C/O SNOW PHIPPS GROUP, LLC
667 MADISON AVENUE, 10TH FLOOR
NEW YORK, NY10065
X X
Signatures
SPG GP, LLC, By: /s/ Ian Snow, Name: Ian Snow, Title: Managing Member 04/07/2021
Signature of Reporting Person Date
Explanation of Responses:
( 1 )Each share of Class B Common Stock ("Class B Common Stock") of Laureate Education, Inc. (the "Issuer") is convertible into one share of Class A Common Stock of the Issuer ("Class A Common Stock") upon the election of the holder or upon transfer, subject to the terms of the Issuer's Amended and Restated Certificate of Incorporation.
( 2 )SPG GP, LLC is the general partner of Snow Phipps Group, L.P., SPG Co-Investment, L.P., Snow Phipps Group (B), L.P., Snow Phipps Group (Offshore), L.P., and Snow Phipps Group (RPV), L.P. (collectively, with SPG GP LLC, the "Reporting Persons"). The Reporting Persons disclaim beneficial ownership of the securities to the extent it exceeds their pecuniary interest therein and the inclusion of the shares in this report shall not be deemed to be an admission of beneficial ownership of the reported shares for the purposes of Section 16 of the Exchange Act or otherwise. The amount shown represents the beneficial ownership held by each of the Reporting Persons as a group. Solely for purposes of Section 16 of the Exchange Act, SPG GP, LLC, Snow Phipps Group (Offshore), L.P., Snow Phipps Group (B), L.P., Snow Phipps Group, L.P., Snow Phipps Group (RPV), L.P., and SPG Co-Investment, L.P. are deemed directors-by-deputization.

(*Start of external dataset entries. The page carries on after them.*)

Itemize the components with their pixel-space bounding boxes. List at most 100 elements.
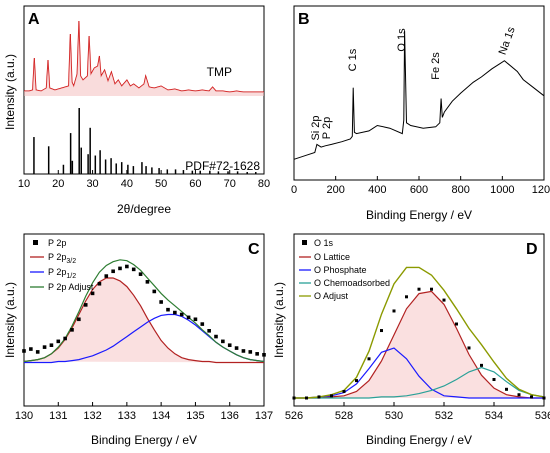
- lattice-fill: [294, 291, 544, 398]
- a-tick-label-1: 20: [52, 178, 64, 190]
- raw-point: [111, 269, 115, 274]
- legend-d-phosphate-label: O Phosphate: [314, 265, 367, 275]
- raw-point: [173, 310, 177, 315]
- panel-d-legend: O 1s O Lattice O Phosphate O Chemoadsorb…: [299, 238, 390, 301]
- panel-c-legend: P 2p P 2p3/2 P 2p1/2 P 2p Adjust: [30, 238, 94, 292]
- c-tick-label-4: 134: [152, 410, 170, 422]
- d-tick-label-3: 532: [435, 410, 453, 422]
- phosphate-line: [294, 347, 544, 399]
- panel-d-ylabel: Intensity (a.u.): [272, 282, 286, 358]
- b-tick-label-2: 400: [368, 184, 386, 196]
- panel-c: 130 131 132 133 134 135 136 137 C P 2p P 2p3/2 …: [3, 233, 273, 447]
- raw-point: [380, 329, 383, 333]
- raw-point: [248, 350, 253, 354]
- a-tick-label-3: 40: [121, 178, 133, 190]
- legend-d-adjust-label: O Adjust: [314, 291, 349, 301]
- b-tick-label-0: 0: [291, 184, 297, 196]
- raw-point: [342, 389, 346, 393]
- raw-point: [430, 287, 433, 291]
- panel-d-xlabel: Binding Energy / eV: [366, 433, 472, 447]
- legend-d-lattice-label: O Lattice: [314, 252, 350, 262]
- raw-point: [392, 309, 396, 313]
- panel-b-fe2s-label: Fe 2s: [430, 52, 442, 80]
- raw-point: [442, 298, 446, 302]
- a-tick-label-2: 30: [86, 178, 98, 190]
- raw-point: [35, 350, 40, 354]
- panel-c-xlabel: Binding Energy / eV: [91, 433, 197, 447]
- raw-point: [221, 339, 225, 344]
- raw-point: [467, 346, 471, 350]
- raw-point: [417, 287, 421, 291]
- raw-point: [56, 339, 61, 344]
- b-tick-label-4: 800: [451, 184, 469, 196]
- chemo-line: [294, 366, 545, 399]
- raw-point: [97, 281, 102, 286]
- raw-point: [104, 274, 109, 278]
- raw-point: [90, 291, 95, 296]
- raw-point: [49, 343, 54, 347]
- raw-point: [207, 329, 211, 333]
- a-tick-label-7: 80: [258, 178, 270, 190]
- legend-c-raw-swatch: [33, 240, 38, 245]
- raw-point: [367, 357, 371, 361]
- panel-b: 020040060080010001200 B C 1s O 1s Fe 2s …: [291, 5, 550, 222]
- a-tick-label-5: 60: [189, 178, 201, 190]
- panel-c-plot: [22, 259, 266, 364]
- panel-a-pdf-label: PDF#72-1628: [185, 159, 260, 173]
- adjust-line: [294, 266, 545, 399]
- panel-b-na1s-label: Na 1s: [497, 25, 518, 57]
- raw-point: [330, 394, 333, 398]
- raw-point: [214, 334, 218, 339]
- c-tick-label-3: 133: [118, 410, 136, 422]
- c-tick-label-6: 136: [221, 410, 239, 422]
- panel-c-x-ticks: 130 131 132 133 134 135 136 137: [15, 402, 273, 422]
- raw-point: [241, 349, 246, 353]
- d-tick-label-5: 536: [535, 410, 550, 422]
- raw-point: [42, 345, 47, 349]
- raw-point: [138, 272, 143, 276]
- raw-point: [255, 352, 259, 356]
- panel-a-frame: [23, 5, 265, 175]
- panel-b-plot: [293, 30, 545, 160]
- raw-point: [29, 347, 33, 351]
- raw-point: [125, 264, 129, 269]
- raw-point: [227, 343, 232, 347]
- c-tick-label-0: 130: [15, 410, 33, 422]
- c-tick-label-5: 135: [186, 410, 204, 422]
- c-tick-label-7: 137: [255, 410, 273, 422]
- legend-c-p12-label: P 2p1/2: [48, 267, 76, 280]
- a-tick-label-0: 10: [18, 178, 30, 190]
- panel-b-x-ticks: 0 200 400 600 800 1000 1200: [291, 176, 550, 196]
- b-tick-label-6: 1200: [532, 184, 550, 196]
- panel-a-ylabel: Intensity (a.u.): [3, 54, 17, 130]
- raw-point: [152, 289, 157, 294]
- raw-point: [179, 312, 184, 317]
- panel-d-plot: [292, 266, 546, 400]
- b-tick-label-1: 200: [326, 184, 344, 196]
- raw-point: [186, 315, 191, 320]
- tmp-line: [24, 20, 264, 93]
- raw-point: [262, 353, 266, 357]
- legend-d-chemo-label: O Chemoadsorbed: [314, 278, 390, 288]
- d-tick-label-4: 534: [485, 410, 503, 422]
- raw-point: [234, 346, 239, 350]
- survey-line: [293, 30, 545, 160]
- p32-fill: [24, 278, 264, 363]
- panel-a: 10 20 30 40 50 60 70 80 A TMP PDF#72-1628 2θ/de…: [3, 5, 270, 216]
- lattice-line: [294, 290, 544, 399]
- panel-a-tmp-label: TMP: [207, 65, 232, 79]
- panel-c-ylabel: Intensity (a.u.): [3, 282, 17, 358]
- b-tick-label-3: 600: [410, 184, 428, 196]
- b-tick-label-5: 1000: [490, 184, 514, 196]
- raw-point: [480, 363, 483, 367]
- legend-d-raw-label: O 1s: [314, 238, 334, 248]
- panel-d: 526 528 530 532 534 536 D O 1s O Lattice O Ph…: [272, 233, 550, 447]
- panel-b-c1s-label: C 1s: [347, 48, 359, 71]
- legend-c-p32-label: P 2p3/2: [48, 252, 76, 265]
- legend-c-adjust-label: P 2p Adjust: [48, 282, 94, 292]
- raw-point: [83, 303, 88, 307]
- raw-point: [530, 395, 533, 399]
- panel-b-xlabel: Binding Energy / eV: [366, 208, 472, 222]
- raw-point: [63, 336, 67, 341]
- panel-b-si2p-label: Si 2p: [310, 115, 322, 140]
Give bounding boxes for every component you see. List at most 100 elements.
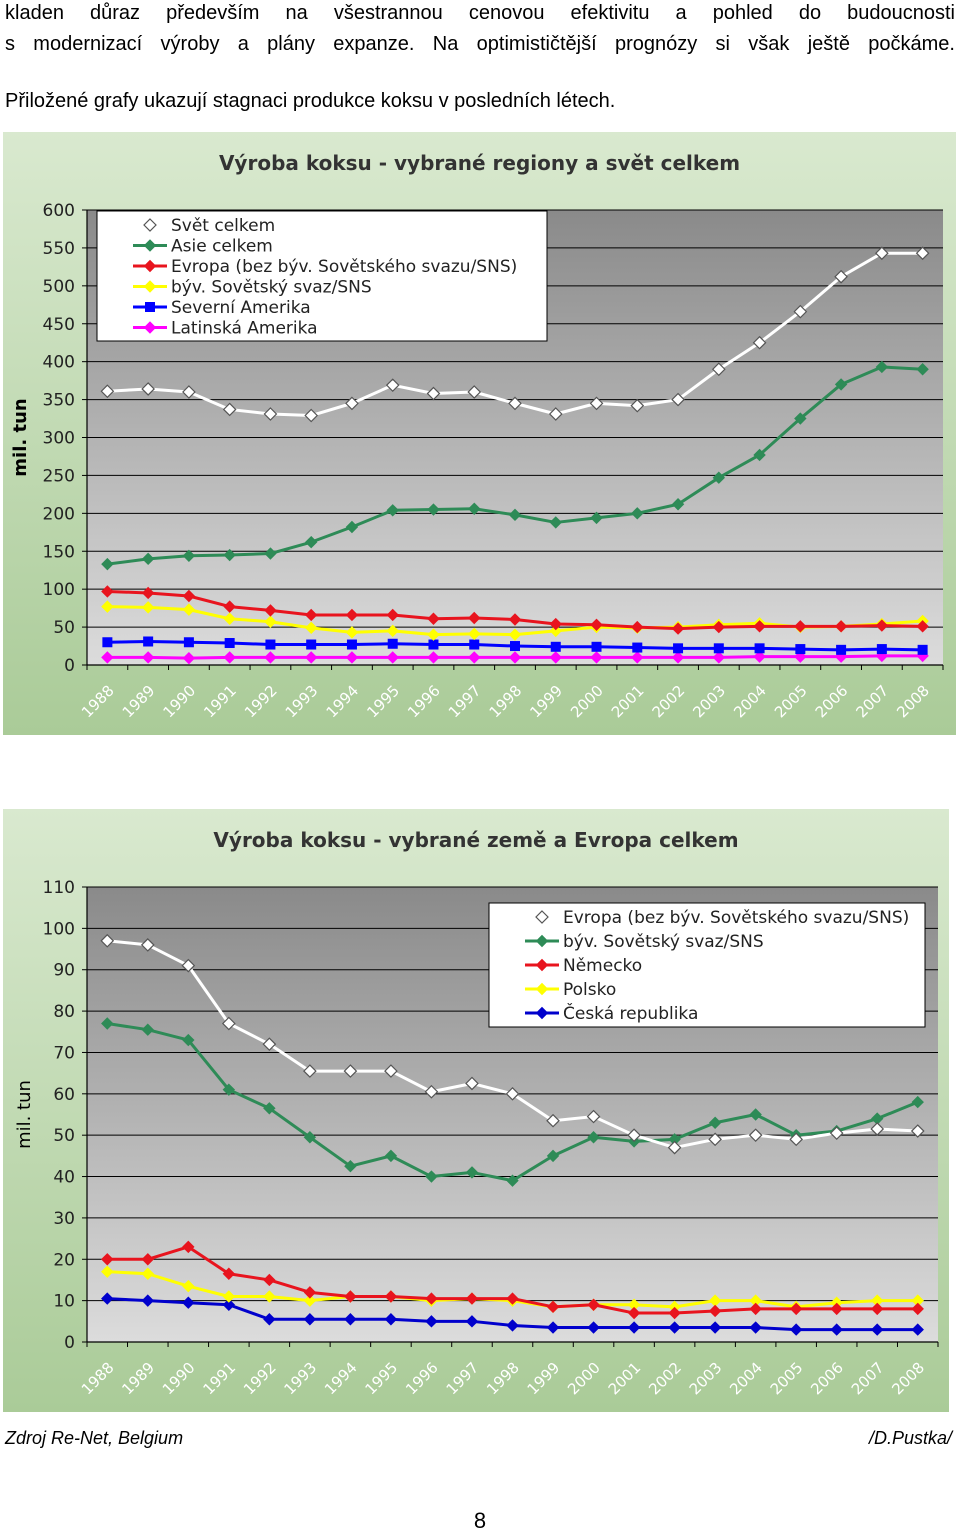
data-point (712, 620, 726, 634)
data-point (911, 1302, 924, 1316)
data-point (673, 643, 684, 654)
data-point (303, 1294, 317, 1307)
data-point (671, 392, 685, 407)
legend-marker (143, 321, 157, 334)
y-tick-label: 50 (53, 1126, 75, 1146)
data-point (182, 603, 196, 616)
series (100, 933, 925, 1155)
y-tick-label: 450 (43, 315, 75, 335)
data-point (468, 502, 481, 515)
y-tick-label: 0 (64, 656, 75, 676)
data-point (829, 1126, 844, 1140)
data-point (749, 1321, 762, 1334)
data-point (101, 1253, 114, 1266)
data-point (303, 1131, 317, 1144)
y-tick-label: 550 (43, 239, 75, 259)
data-point (508, 651, 522, 664)
data-point (587, 1321, 600, 1334)
data-point (101, 557, 114, 571)
data-point (101, 1265, 114, 1278)
data-point (384, 1290, 398, 1303)
y-tick-label: 50 (53, 618, 75, 638)
data-point (754, 643, 765, 654)
data-point (589, 396, 604, 411)
chart-title: Výroba koksu - vybrané regiony a svět ce… (219, 151, 740, 175)
data-point (304, 408, 319, 423)
legend-label: Severní Amerika (171, 298, 311, 318)
data-point (630, 398, 645, 413)
legend-label: Německo (563, 956, 642, 976)
data-point (222, 402, 237, 417)
data-point (303, 1064, 317, 1078)
data-point (181, 958, 196, 973)
legend-marker (143, 259, 157, 273)
data-point (871, 1302, 884, 1316)
data-point (100, 933, 115, 948)
data-point (424, 1084, 439, 1099)
data-point (384, 1064, 398, 1078)
chart-regions: Výroba koksu - vybrané regiony a svět ce… (3, 132, 956, 735)
data-point (795, 644, 806, 655)
data-point (753, 448, 766, 462)
data-point (753, 650, 766, 663)
y-tick-label: 10 (53, 1292, 75, 1312)
data-point (345, 396, 359, 411)
data-point (345, 520, 359, 534)
legend-marker (143, 280, 157, 293)
data-point (344, 1313, 357, 1326)
data-point (344, 1159, 357, 1173)
data-point (386, 651, 399, 664)
y-axis-title: mil. tun (10, 398, 31, 476)
paragraph-line-2: s modernizací výroby a plány expanze. Na… (5, 33, 955, 55)
data-point (346, 639, 357, 650)
legend-marker (143, 218, 157, 232)
legend-label: Asie celkem (171, 237, 273, 257)
legend: Evropa (bez býv. Sovětského svazu/SNS) bý… (488, 902, 926, 1028)
data-point (789, 1323, 803, 1336)
legend-marker (535, 934, 549, 948)
data-point (101, 651, 114, 664)
data-point (141, 382, 155, 396)
data-point (468, 611, 481, 625)
data-point (222, 1267, 236, 1280)
data-point (427, 503, 440, 516)
data-point (548, 407, 563, 421)
data-point (587, 1131, 600, 1144)
data-point (834, 378, 848, 391)
legend-label: Latinská Amerika (171, 319, 318, 339)
y-tick-label: 500 (43, 277, 75, 297)
legend-label: Evropa (bez býv. Sovětského svazu/SNS) (563, 908, 909, 928)
chart-countries-svg: Výroba koksu - vybrané země a Evropa cel… (3, 809, 949, 1412)
series (102, 636, 928, 655)
data-point (386, 608, 399, 622)
data-point (508, 508, 522, 522)
data-point (875, 246, 889, 261)
data-point (223, 548, 236, 562)
series (101, 649, 929, 665)
series (101, 585, 929, 635)
data-point (510, 641, 520, 652)
series (101, 1240, 924, 1320)
data-point (506, 1292, 519, 1305)
paragraph-line-1: kladen důraz především na všestrannou ce… (5, 2, 955, 24)
legend-marker (535, 982, 549, 996)
y-tick-label: 250 (43, 466, 75, 486)
data-point (870, 1122, 885, 1136)
data-point (304, 651, 318, 664)
series-group (100, 246, 930, 665)
data-point (546, 1149, 560, 1163)
chart-countries: Výroba koksu - vybrané země a Evropa cel… (3, 809, 949, 1412)
data-point (182, 651, 196, 665)
data-point (343, 1064, 358, 1078)
data-point (264, 651, 277, 664)
data-point (304, 608, 318, 622)
legend-label: Evropa (bez býv. Sovětského svazu/SNS) (171, 257, 517, 277)
data-point (713, 643, 724, 654)
data-point (427, 628, 440, 641)
data-point (794, 620, 807, 633)
data-point (708, 1304, 722, 1318)
data-point (712, 651, 726, 664)
y-tick-label: 100 (43, 580, 75, 600)
data-point (265, 639, 276, 650)
data-point (263, 1273, 276, 1287)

( 3 )(Continued from footnote 2) Information with respect to each Reporting Person is given solely by such Reporting Person, and no Reporting Person has responsibility for the accuracy or completeness of information supplied by another Reporting Person.
( 4 )On March 26, 2021, the 646,212, 3,497, 6,208, 20,887 and 33,651 shares of Class B Common Stock held indirectly by Snow Phipps Group, L.P., SPG Co-Investment, L.P., Snow Phipps Group (B), L.P., Snow Phipps Group (Offshore), L.P., and Snow Phipps Group (RPV), L.P., respectively, automatically converted into the same number of shares of Class A Common Stock, as a result of a pro rata distribution of such shares previously held directly by Wengen (as described below) for no additional consideration and in proportion to, and in partial redemption of, such Reporting Persons' respective ownership percentages in Wengen (the "Distribution").
( 5 )Following the Distribution, represents the beneficial ownership of the Class A Common Stock as follows: (i) Snow Phipps Group, L.P. holds 1,882,935 shares, (ii) SPG Co-Investment, L.P. holds 7,568 shares, (iii) Snow Phipps Group (B), L.P. holds 18,808 shares, (iv) Snow Phipps Group (Offshore), L.P. holds 60,859 shares, and (v) Snow Phipps Group (RPV), L.P. holds 98,051 shares.
( 6 )Following the Distribution, represents shares of Class B Common Stock are held directly by Wengen Alberta, Limited Partnership ("Wengen"). Wengen Investments Limited ("Wengen GP") is the general partner of Wengen. Certain investors, including, but not limited to, certain investment funds and other persons affiliated with or managed by Kohlberg Kravis Roberts & Co. L.P., Cohen Private Ventures, LLC, Bregal Investments, Inc., StepStone Group LP, Sterling Fund Management, LLC and Snow Phipps Group, LLC (collectively, the "Wengen Investors") have interests in the Issuer through Wengen. The Reporting Persons and certain of the other Wengen Investors have designated representatives who serve as the members of the board of directors of Wengen GP.
( 7 )The Reporting Persons may be deemed to indirectly beneficially own these shares of Class B Common Stock by virtue of the limited partnership interests held in Wengen. Following the Distribution, represents the beneficial ownership of the Class B Common Stock as follows: (i) Snow Phipps Group, L.P. holds 2,584,865 shares, (ii) SPG Co-Investment, L.P. holds 13,986 shares, (iii) Snow Phipps Group (B), L.P. holds 24,832 shares, (iv) Snow Phipps Group (Offshore), L.P. holds 83,547 shares, and (v) Snow Phipps Group (RPV), L.P. holds 134,604 shares.

Remarks:
The purpose of this amendment is to correct a clerical error included in the original filing in footnotes 4, 5 and 7, which now clarifies the allocation of reported securities distributed to, and subsequently held by, the Reporting Persons. No other changes to the original filing have been made. Exhibit 99.1 - Joint Filer Information, incorporated herein by reference.